Il y a des livres qu’on ouvre sans savoir ce qu’on y trouvera. Et qu’on referme en sachant qu’on ne les oubliera pas. La Mort du roi Tsongor, de Laurent Gaudé est indéniablement de ceux-là car il parle de sentiments intemporels et évoque des souffrances humaines. A la veille de marier sa fille Samilia avec Kouame, prince des terres de sel, le vieux roi Tsongor qui règne, depuis Massaba, sur un empire immense, se retrouve face à un dilemme : un deuxième prétendant, Sango Kerim, vient réclamer sa fille.

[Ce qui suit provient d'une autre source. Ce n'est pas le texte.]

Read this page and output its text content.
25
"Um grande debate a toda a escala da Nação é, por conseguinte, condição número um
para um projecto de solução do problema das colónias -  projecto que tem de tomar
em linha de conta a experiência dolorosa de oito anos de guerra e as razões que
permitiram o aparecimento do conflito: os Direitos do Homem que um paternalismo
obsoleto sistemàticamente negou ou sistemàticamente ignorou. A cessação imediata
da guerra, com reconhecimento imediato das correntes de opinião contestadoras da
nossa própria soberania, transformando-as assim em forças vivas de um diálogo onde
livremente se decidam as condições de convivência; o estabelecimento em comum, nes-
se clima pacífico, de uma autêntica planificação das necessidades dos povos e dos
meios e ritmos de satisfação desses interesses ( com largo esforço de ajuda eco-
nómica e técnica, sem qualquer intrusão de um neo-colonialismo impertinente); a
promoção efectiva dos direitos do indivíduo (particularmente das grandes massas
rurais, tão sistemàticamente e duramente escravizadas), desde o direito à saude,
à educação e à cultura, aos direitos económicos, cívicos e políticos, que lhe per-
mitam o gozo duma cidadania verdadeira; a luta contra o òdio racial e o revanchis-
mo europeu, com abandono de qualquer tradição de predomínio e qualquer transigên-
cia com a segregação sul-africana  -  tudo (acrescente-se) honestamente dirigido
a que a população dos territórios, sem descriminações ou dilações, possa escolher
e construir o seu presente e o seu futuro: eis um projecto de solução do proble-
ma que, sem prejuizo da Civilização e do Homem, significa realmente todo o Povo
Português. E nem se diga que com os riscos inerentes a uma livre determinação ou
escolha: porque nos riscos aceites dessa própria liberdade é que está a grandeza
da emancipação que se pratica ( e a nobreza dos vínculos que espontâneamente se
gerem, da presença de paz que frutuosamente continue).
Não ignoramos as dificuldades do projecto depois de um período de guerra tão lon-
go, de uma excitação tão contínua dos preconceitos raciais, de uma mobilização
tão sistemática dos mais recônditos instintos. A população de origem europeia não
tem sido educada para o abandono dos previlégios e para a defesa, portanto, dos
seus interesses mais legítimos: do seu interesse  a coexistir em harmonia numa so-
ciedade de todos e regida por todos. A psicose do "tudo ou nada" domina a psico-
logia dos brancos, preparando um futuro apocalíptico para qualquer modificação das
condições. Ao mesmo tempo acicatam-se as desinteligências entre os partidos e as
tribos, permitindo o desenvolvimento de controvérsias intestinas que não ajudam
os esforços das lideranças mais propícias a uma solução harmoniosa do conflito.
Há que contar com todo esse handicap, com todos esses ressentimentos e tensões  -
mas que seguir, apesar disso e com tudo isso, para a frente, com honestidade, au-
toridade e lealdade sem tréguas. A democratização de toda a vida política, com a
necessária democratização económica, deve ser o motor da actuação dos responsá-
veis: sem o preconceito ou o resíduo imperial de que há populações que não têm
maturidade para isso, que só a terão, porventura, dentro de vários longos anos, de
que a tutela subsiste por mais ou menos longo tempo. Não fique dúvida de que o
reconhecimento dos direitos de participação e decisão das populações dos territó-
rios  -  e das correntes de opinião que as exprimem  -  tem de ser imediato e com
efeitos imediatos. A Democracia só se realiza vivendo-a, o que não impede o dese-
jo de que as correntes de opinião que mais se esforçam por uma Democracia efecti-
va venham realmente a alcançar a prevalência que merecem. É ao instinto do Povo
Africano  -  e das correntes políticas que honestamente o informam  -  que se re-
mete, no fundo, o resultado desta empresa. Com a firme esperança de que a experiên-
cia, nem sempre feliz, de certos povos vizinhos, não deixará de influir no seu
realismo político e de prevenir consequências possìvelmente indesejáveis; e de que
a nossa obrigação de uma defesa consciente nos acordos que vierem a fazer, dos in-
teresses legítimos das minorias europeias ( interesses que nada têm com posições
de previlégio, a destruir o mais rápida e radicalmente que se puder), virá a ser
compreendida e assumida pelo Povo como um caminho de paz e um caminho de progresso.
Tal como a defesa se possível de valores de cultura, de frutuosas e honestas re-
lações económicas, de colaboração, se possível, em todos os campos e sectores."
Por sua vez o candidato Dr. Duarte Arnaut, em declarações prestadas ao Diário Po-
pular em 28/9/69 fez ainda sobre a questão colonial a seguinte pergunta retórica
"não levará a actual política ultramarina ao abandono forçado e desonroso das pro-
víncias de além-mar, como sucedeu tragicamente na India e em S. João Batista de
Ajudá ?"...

Refusant de choisir pour n’offenser ni le prince ni l’ami d’enfance revenu de son errance pour épouser Samilia, le roi décide de mourir. Et espère par cet acte éviter une guerre qu’il sent proche.  » Je sens le souffle violent de la guerre dans mon dos. Elle est là, oui. Je la sens qui fond sur moi et je ne sais pas trouver le moyen de la chasser.  »

Destins tragiques

Mais sa mort ne résout rien et la guerre éclate. Massaba, bientôt ville exsangue, est livrée à la haine des deux camps qui s’affrontent. Et entraînent derrière eux toute la famille du vieux roi défunt. Sako et Danga, les jumeaux, choisissent chacun un camp opposé, Liboko, le cadet, périt. Samilia rejoint Sango Kerim, au nom du serment que, petite, elle lui a fait de l’épouser et éconduit Kouame le coeur meurtri.  » Elle disparut en se jurant de l’oublier. Mais elle sentait déjà que plus elle s’en éloignerait, plus il l’obséderait.  » Et la guerre se prolonge. Sans fin et dans l’horreur. De plus en plus absurde.

La Mort du roi Tsongor a quelque chose des grandes tragédies grecques. Nul personnage ne peut échapper à son destin. Et le sait.  » C’est la vie qui s’est jouée de nous « , avoue Tsongor, conscient qu’il doit se donner la mort pour tenter de sauver Massaba. Quant à Samilia, telle Phèdre, elle se sait vouée au malheur :  » Oui. Je suis aux deux. C’est mon châtiment. Il n’y a pas de bonheur pour moi. Je suis aux deux. Dans la fièvre et le déchirement. C’est cela. Je ne suis rien que cela. Une femme de guerre. Malgré moi. Qui ne fait naître que la haine et le combat « .

Langue envoûtante

La langue de Laurent Gaudé est superbe, poétique, envoûtante. L’auteur réussit à nous attacher à ses personnages par la force des sentiments contradictoires qu’il leur prête et par la terrible vérité qui en résulte. Il a un don : celui de réveiller les émotions du lecteur en peu de mots. Les dialogues entre le roi mort, qui assiste, impuissant, au siège de sa ville en flammes et son fidèle garde et ami Katabolonga, sont des trésors littéraires.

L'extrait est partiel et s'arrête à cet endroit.